What if there is no difference between state and capitalism
Answers
Explanation:
State capitalism is an economic system where the means of production are privately owned, but the state has considerable control over the allocation of credit and investment, and intervenes in the economy with central planning to protect and advance the interests of big business against the interests of consumers. Alternatively, it may refer to an economic system in which the state undertakes business and commercial economic activity (i.e. for-profit) and where the means of production are organized and managed as state-owned enterprises (including the processes of capital accumulation, centralized management and wage labor), or where there is otherwise a dominance of corporatized government agencies (agencies organized along business-management practices) or of public companies such as publicly listed corporations in which the state has controlling shares. As a term, "state capitalism" is often used interchangeably with "state socialism" in reference to the economic systems of Marxist–Leninist states such as the Soviet Union to highlight the role of state planning in these economies. Marxist literature defines state capitalism as a social system combining capitalism with ownership or control by a state.

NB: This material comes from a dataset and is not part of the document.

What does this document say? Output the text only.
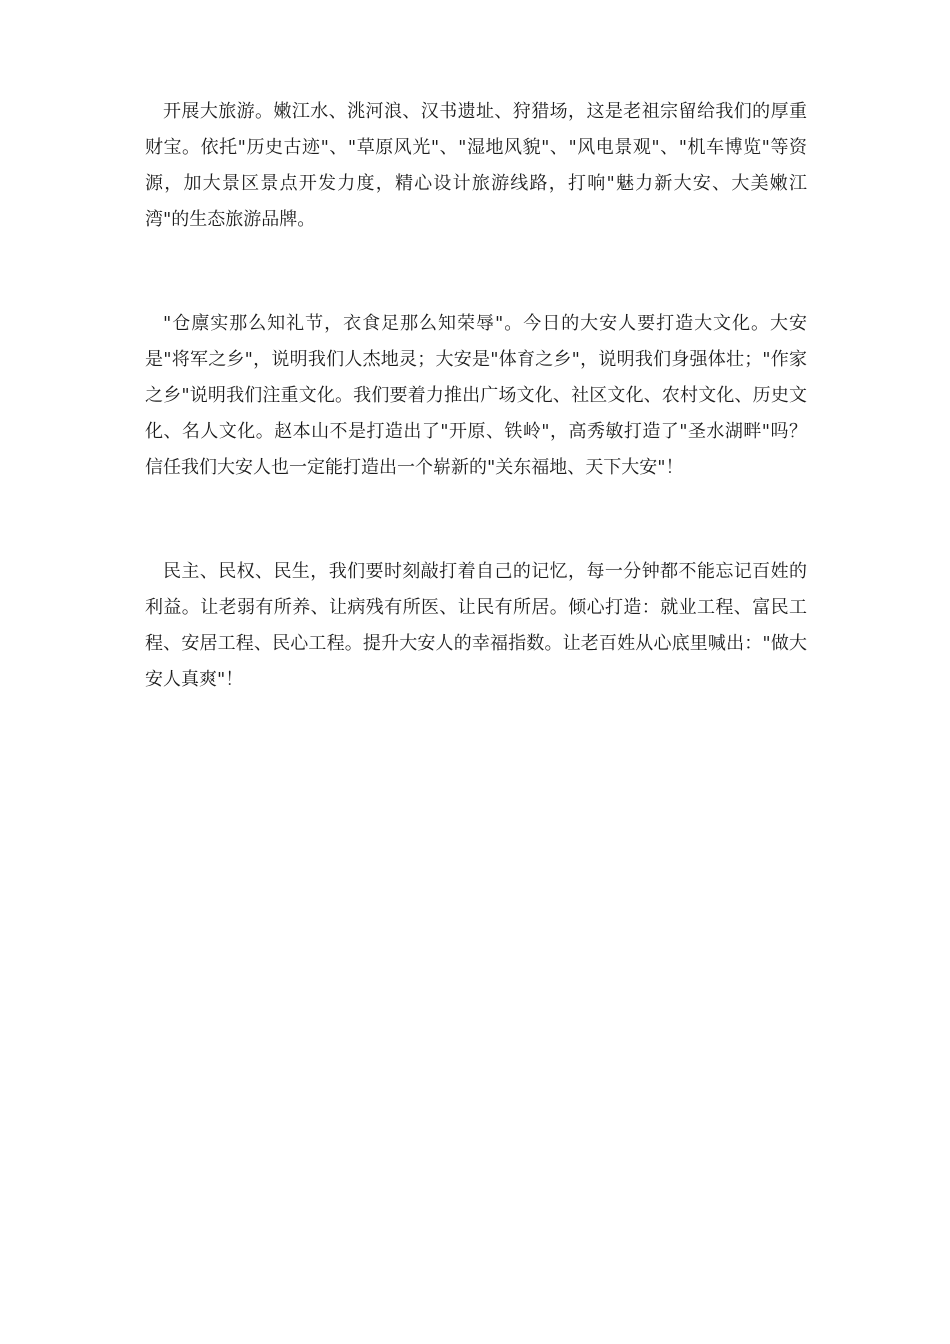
开展大旅游。嫩江水、洮河浪、汉书遗址、狩猎场，这是老祖宗留给我们的厚重财宝。依托"历史古迹"、"草原风光"、"湿地风貌"、"风电景观"、"机车博览"等资源，加大景区景点开发力度，精心设计旅游线路，打响"魅力新大安、大美嫩江湾"的生态旅游品牌。

"仓廪实那么知礼节，衣食足那么知荣辱"。今日的大安人要打造大文化。大安是"将军之乡"，说明我们人杰地灵；大安是"体育之乡"，说明我们身强体壮；"作家之乡"说明我们注重文化。我们要着力推出广场文化、社区文化、农村文化、历史文化、名人文化。赵本山不是打造出了"开原、铁岭"，高秀敏打造了"圣水湖畔"吗？信任我们大安人也一定能打造出一个崭新的"关东福地、天下大安"！

民主、民权、民生，我们要时刻敲打着自己的记忆，每一分钟都不能忘记百姓的利益。让老弱有所养、让病残有所医、让民有所居。倾心打造：就业工程、富民工程、安居工程、民心工程。提升大安人的幸福指数。让老百姓从心底里喊出："做大安人真爽"！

By this definition, a state capitalist country is one where the government controls the economy and essentially acts like a single huge corporation, extracting the surplus value from the workforce in order to invest it in further production. This designation applies regardless of the political aims of the state (even if the state is nominally socialist). Many scholars argue that the economy of the Soviet Union and of the Eastern Bloc countries modeled after it, including Maoist China, were state capitalist systems. They also argue that the current economy of China constitutes a form of state capitalism.